O Brasil, um país de dimensões continentais, enfrenta desafios urbanos complexos. Sua vasta extensão territorial, alta população e realidades socioeconômicas diversas moldam o cenário. A situação das propriedades e da população desabrigada varia enormemente entre regiões, refletindo um histórico de ocupação desordenada dos centros urbanos. Isso resultou na proliferação de ocupações irregulares, muitas em áreas de risco e desprovidas de infraestrutura básica, negando moradia digna. A segregação urbana se acentua, com o espaço urbano se organizando claramente por classes sociais, um fenômeno presente em todo o país, mas que se destaca no ambiente urbano.
Desigualdade e a urgência por políticas públicas
A questão da irregularidade fundiária urbana é impressionante. Há uma enorme disparidade e inconsistência nos dados existentes, evidenciando uma lógica perversa de “não conhecer para não reconhecer”. Contudo, muitas dessas áreas são ocupadas há décadas. O Estado precisa, portanto, implementar políticas públicas que promovam a regularização formal e de infraestrutura. Isso é crucial para combater as desigualdades perpetradas e refletidas nessas organizações urbanas. É importante notar que o zoneamento ambiental vai além de restrições; ele visa preservar espaços essenciais para a vida. Assim, a regularização fundiária urbana assume um papel fundamental na ordenação do espaço.

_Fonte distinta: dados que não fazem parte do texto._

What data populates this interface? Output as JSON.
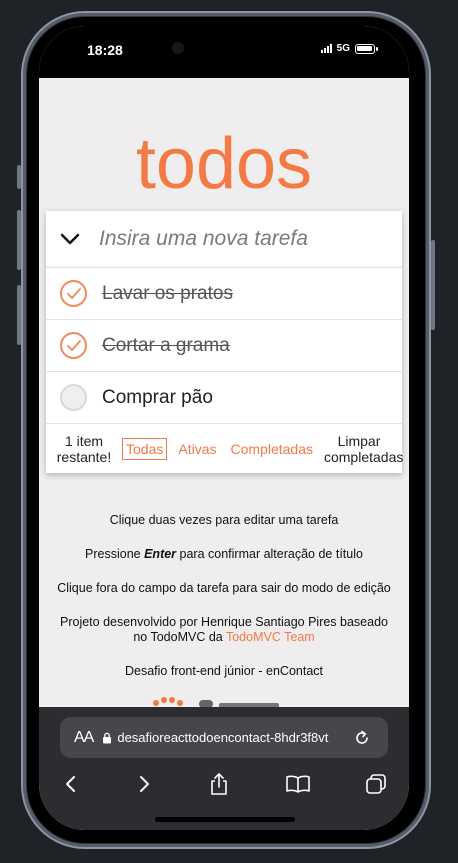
{
  "status_bar": {
    "time": "18:28",
    "network": "5G"
  },
  "app": {
    "title": "todos",
    "new_todo_placeholder": "Insira uma nova tarefa",
    "todos": [
      {
        "label": "Lavar os pratos",
        "completed": true
      },
      {
        "label": "Cortar a grama",
        "completed": true
      },
      {
        "label": "Comprar pão",
        "completed": false
      }
    ],
    "footer": {
      "count_line1": "1 item",
      "count_line2": "restante!",
      "filters": [
        {
          "label": "Todas",
          "selected": true
        },
        {
          "label": "Ativas",
          "selected": false
        },
        {
          "label": "Completadas",
          "selected": false
        }
      ],
      "clear_line1": "Limpar",
      "clear_line2": "completadas"
    },
    "info": {
      "line1": "Clique duas vezes para editar uma tarefa",
      "line2_before": "Pressione ",
      "line2_key": "Enter",
      "line2_after": " para confirmar alteração de título",
      "line3": "Clique fora do campo da tarefa para sair do modo de edição",
      "line4_part1": "Projeto desenvolvido por Henrique Santiago Pires baseado",
      "line4_part2": "no TodoMVC da ",
      "line4_link": "TodoMVC Team",
      "line5": "Desafio front-end júnior - enContact"
    },
    "accent_color": "#f47a45"
  },
  "browser": {
    "aa_label": "AA",
    "url": "desafioreacttodoencontact-8hdr3f8vt",
    "icons": [
      "back-icon",
      "forward-icon",
      "share-icon",
      "bookmarks-icon",
      "tabs-icon"
    ]
  }
}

Conceito amplo e a visão multidisciplinar
A concepção de regularização fundiária tem sido objeto de muitos debates. O termo designa as mais variadas intervenções públicas, apresentando dimensões jurídicas, urbanísticas e sociais. É fundamental observar todas essas áreas para que a regularização fundiária atinja seus objetivos sociais, alinhados com os da República Federativa do Brasil. A complexidade conceitual da regularização fundiária permite percebê-la em um aspecto multidisciplinar. Essa abordagem privilegia a conexão entre a regularização fundiária e o direito à cidade, que prevê a combinação entre uma estrutura física e material e a concretização da qualidade de vida dos habitantes. Consequentemente, a compreensão multidisciplinar permite a implementação ampla do direito à moradia, que não se restringe a ter uma propriedade, e do direito à cidade, que envolve toda a infraestrutura necessária.

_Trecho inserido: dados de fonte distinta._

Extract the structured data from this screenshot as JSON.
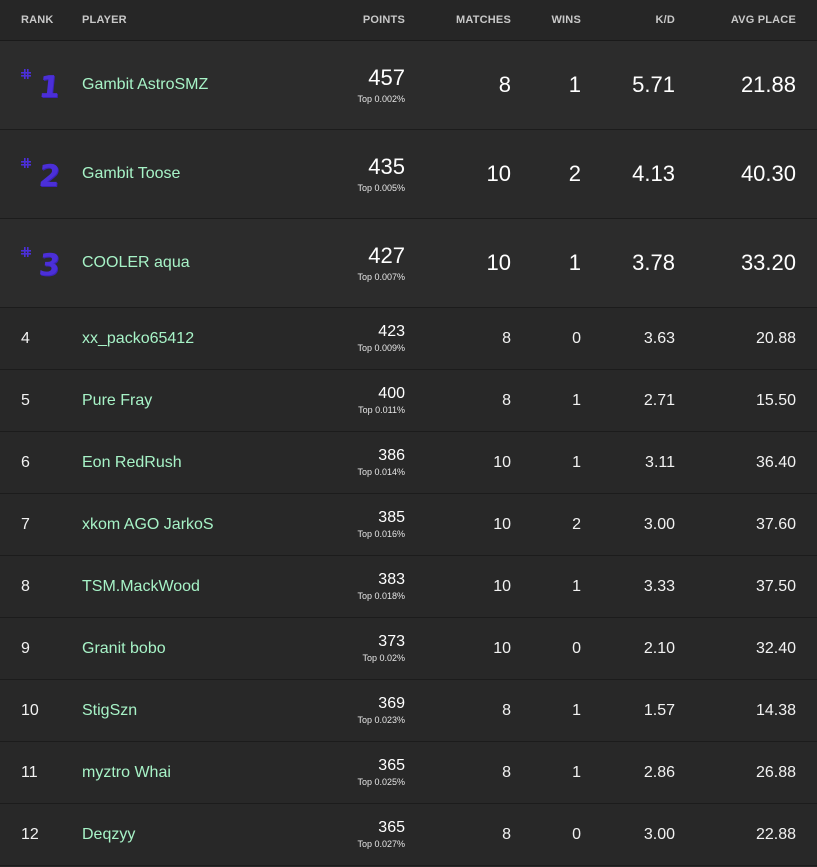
{
  "columns": {
    "rank": "RANK",
    "player": "PLAYER",
    "points": "POINTS",
    "matches": "MATCHES",
    "wins": "WINS",
    "kd": "K/D",
    "avg_place": "AVG PLACE"
  },
  "colors": {
    "player_name": "#a7f3c7",
    "rank_badge": "#4b2fd8",
    "background": "#282828"
  },
  "icons": {
    "rank_badge": "hash-icon"
  },
  "rows": [
    {
      "rank": "1",
      "player": "Gambit AstroSMZ",
      "points": "457",
      "top": "Top 0.002%",
      "matches": "8",
      "wins": "1",
      "kd": "5.71",
      "avg": "21.88"
    },
    {
      "rank": "2",
      "player": "Gambit Toose",
      "points": "435",
      "top": "Top 0.005%",
      "matches": "10",
      "wins": "2",
      "kd": "4.13",
      "avg": "40.30"
    },
    {
      "rank": "3",
      "player": "COOLER aqua",
      "points": "427",
      "top": "Top 0.007%",
      "matches": "10",
      "wins": "1",
      "kd": "3.78",
      "avg": "33.20"
    },
    {
      "rank": "4",
      "player": "xx_packo65412",
      "points": "423",
      "top": "Top 0.009%",
      "matches": "8",
      "wins": "0",
      "kd": "3.63",
      "avg": "20.88"
    },
    {
      "rank": "5",
      "player": "Pure Fray",
      "points": "400",
      "top": "Top 0.011%",
      "matches": "8",
      "wins": "1",
      "kd": "2.71",
      "avg": "15.50"
    },
    {
      "rank": "6",
      "player": "Eon RedRush",
      "points": "386",
      "top": "Top 0.014%",
      "matches": "10",
      "wins": "1",
      "kd": "3.11",
      "avg": "36.40"
    },
    {
      "rank": "7",
      "player": "xkom AGO JarkoS",
      "points": "385",
      "top": "Top 0.016%",
      "matches": "10",
      "wins": "2",
      "kd": "3.00",
      "avg": "37.60"
    },
    {
      "rank": "8",
      "player": "TSM.MackWood",
      "points": "383",
      "top": "Top 0.018%",
      "matches": "10",
      "wins": "1",
      "kd": "3.33",
      "avg": "37.50"
    },
    {
      "rank": "9",
      "player": "Granit bobo",
      "points": "373",
      "top": "Top 0.02%",
      "matches": "10",
      "wins": "0",
      "kd": "2.10",
      "avg": "32.40"
    },
    {
      "rank": "10",
      "player": "StigSzn",
      "points": "369",
      "top": "Top 0.023%",
      "matches": "8",
      "wins": "1",
      "kd": "1.57",
      "avg": "14.38"
    },
    {
      "rank": "11",
      "player": "myztro Whai",
      "points": "365",
      "top": "Top 0.025%",
      "matches": "8",
      "wins": "1",
      "kd": "2.86",
      "avg": "26.88"
    },
    {
      "rank": "12",
      "player": "Deqzyy",
      "points": "365",
      "top": "Top 0.027%",
      "matches": "8",
      "wins": "0",
      "kd": "3.00",
      "avg": "22.88"
    }
  ]
}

Regularização fundiária: um instrumento de cidadania
Embora a visão tradicional associe a regularização fundiária apenas ao registro civil do imóvel, ela é, na realidade, um instrumento da política urbana, presente no Estatuto da Cidade (Brasil, 2001). Seu objetivo é ordenar o pleno desenvolvimento das funções sociais da cidade e assegurar o bem-estar de seus habitantes. A regularização fundiária corresponde a um conjunto de procedimentos que incluem medidas jurídicas, urbanísticas, ambientais e sociais para incorporar núcleos urbanos informais consolidados ao ordenamento territorial urbano, regularizando formalmente a titulação de seus ocupantes. Esta concepção multidisciplinar reconhece a conexão entre o direito à moradia e o direito à cidade, e a regularização fundiária é aliada na concretização de ambos.